IBCS Seminar Series

Abstract:

Intrinsic daily or circadian rhythms in physiology and behaviour are generated by the synchronised activity of neurons within the brain’s master circadian clock in the hypothalamic suprachiasmatic nucleus (SCN). Individual SCN neurons contain the molecular clockwork of which the Cryptochrome (Cry1-2) and Period (Per1-2) genes are important components. This intracellular clock drives changes in excitability, such that SCN neurons are more excited during the circadian day than at night. This enables the SCN to communicate clock phase information or circadian signals to the rest of the brain and body, and gate its responses to environmental cues, such as the light-dark cycle. In my talk, I will present electrophysiological, genetic and intracellular calcium imaging results to show that the disruption of the molecular clockwork activity abolishes day-night rhythms in excitability states of SCN neurons. As a consequence, this disruption influences the ability of SCN cells to gate their daily sensitivity to inputs. I will also provide behavioural data showing that this alteration in the genetic-electrical signalling eliminates SCN-driven circadian rhythms in behaviour. These data provide a tentative mechanism for the enigmatic link between the molecular clock and membrane excitability in SCN neurons.

Brief bio:

Dr. Mino Belle obtained an MBChB degree in Medicine at the University of Cambridge, and subsequently a BSc in Psychology and Neuroscience at the University of Central Lancashire, where he remained to complete a PhD in Neuroendocrinology. He then took up postdoctoral fellowship positions at the University of Liverpool and University of Manchester before obtaining his lectureship at the University of Exeter Medical School.

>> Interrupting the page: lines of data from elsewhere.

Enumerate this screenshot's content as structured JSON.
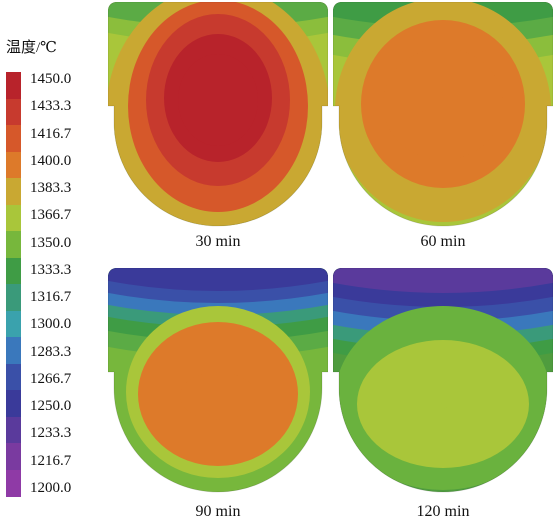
{
  "legend": {
    "title": "温度/℃",
    "labels": [
      "1450.0",
      "1433.3",
      "1416.7",
      "1400.0",
      "1383.3",
      "1366.7",
      "1350.0",
      "1333.3",
      "1316.7",
      "1300.0",
      "1283.3",
      "1266.7",
      "1250.0",
      "1233.3",
      "1216.7",
      "1200.0"
    ],
    "colors": [
      "#b8232b",
      "#c73a2e",
      "#d6582a",
      "#dd7a2a",
      "#c9a832",
      "#a9c63a",
      "#77b73c",
      "#3f9c45",
      "#3a9a7a",
      "#3aa2ad",
      "#3a78bc",
      "#3a50a8",
      "#3a3a9a",
      "#5a3a9c",
      "#7a3aa0",
      "#8f3aa6"
    ]
  },
  "panels": [
    {
      "caption": "30 min",
      "bands": [
        "#5bab45",
        "#8bbe3c",
        "#a9c63a",
        "#c9a832",
        "#d6582a",
        "#c73a2e",
        "#b8232b"
      ]
    },
    {
      "caption": "60 min",
      "bands": [
        "#3f9c45",
        "#5bab45",
        "#8bbe3c",
        "#a9c63a",
        "#c9a832",
        "#dd7a2a"
      ]
    },
    {
      "caption": "90 min",
      "bands": [
        "#3a3a9a",
        "#3a50a8",
        "#3a78bc",
        "#3a9a7a",
        "#3f9c45",
        "#5bab45",
        "#77b73c",
        "#a9c63a",
        "#dd7a2a"
      ]
    },
    {
      "caption": "120 min",
      "bands": [
        "#5a3a9c",
        "#3a3a9a",
        "#3a50a8",
        "#3a78bc",
        "#3a9a7a",
        "#3f9c45",
        "#4f9c3e",
        "#6ab23e",
        "#a9c63a"
      ]
    }
  ]
}
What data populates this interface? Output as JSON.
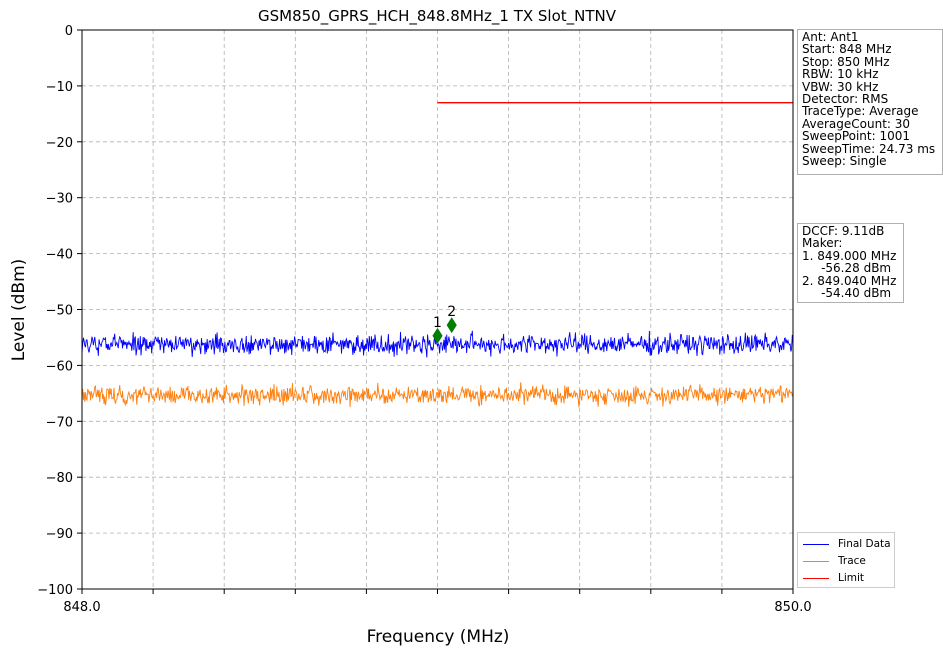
{
  "chart_data": {
    "type": "line",
    "title": "GSM850_GPRS_HCH_848.8MHz_1 TX Slot_NTNV",
    "xlabel": "Frequency (MHz)",
    "ylabel": "Level (dBm)",
    "xlim": [
      848.0,
      850.0
    ],
    "ylim": [
      -100,
      0
    ],
    "x_tick_labels": [
      {
        "value": 848.0,
        "label": "848.0"
      },
      {
        "value": 850.0,
        "label": "850.0"
      }
    ],
    "x_ticks_unlabeled": [
      848.2,
      848.4,
      848.6,
      848.8,
      849.0,
      849.2,
      849.4,
      849.6,
      849.8
    ],
    "y_ticks": [
      0,
      -10,
      -20,
      -30,
      -40,
      -50,
      -60,
      -70,
      -80,
      -90,
      -100
    ],
    "y_tick_labels": [
      "0",
      "−10",
      "−20",
      "−30",
      "−40",
      "−50",
      "−60",
      "−70",
      "−80",
      "−90",
      "−100"
    ],
    "grid": true,
    "series": [
      {
        "name": "Final Data",
        "color": "#0000ff",
        "kind": "noise",
        "x_start": 848.0,
        "x_end": 850.0,
        "points": 1001,
        "mean": -56.2,
        "spread": 1.3
      },
      {
        "name": "Trace",
        "color": "#ff7f0e",
        "kind": "noise",
        "x_start": 848.0,
        "x_end": 850.0,
        "points": 1001,
        "mean": -65.3,
        "spread": 1.2
      },
      {
        "name": "Limit",
        "color": "#ff0000",
        "kind": "line",
        "x": [
          849.0,
          850.0
        ],
        "y": [
          -13,
          -13
        ]
      }
    ],
    "markers": [
      {
        "label": "1",
        "x": 849.0,
        "y": -54.7,
        "color": "#008000"
      },
      {
        "label": "2",
        "x": 849.04,
        "y": -52.8,
        "color": "#008000"
      }
    ],
    "legend_position": "bottom-right, outside plot"
  },
  "info_settings": [
    "Ant: Ant1",
    "Start: 848 MHz",
    "Stop: 850 MHz",
    "RBW: 10 kHz",
    "VBW: 30 kHz",
    "Detector: RMS",
    "TraceType: Average",
    "AverageCount: 30",
    "SweepPoint: 1001",
    "SweepTime: 24.73 ms",
    "Sweep: Single"
  ],
  "info_markers": [
    "DCCF: 9.11dB",
    "Maker:",
    "1. 849.000 MHz",
    "     -56.28 dBm",
    "2. 849.040 MHz",
    "     -54.40 dBm"
  ],
  "legend": {
    "final_label": "Final Data",
    "trace_label": "Trace",
    "limit_label": "Limit"
  }
}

Mino is a circadian neurophysiologist, and his research focuses on how neurons communicate in health, disease and old age. This includes the understanding of how gene activity in neurons and neuromodulation control the electrical landscape of the brain to influence physiology and behaviour. Over the past ten years, he has been approaching this by studying how circadian rhythms are generated in the brain’s master circadian clock, the suprachiasmatic nucleus, and how these daily signals are communicated and coordinated across the brain and body. He is approaching these questions using experimental and computational methods.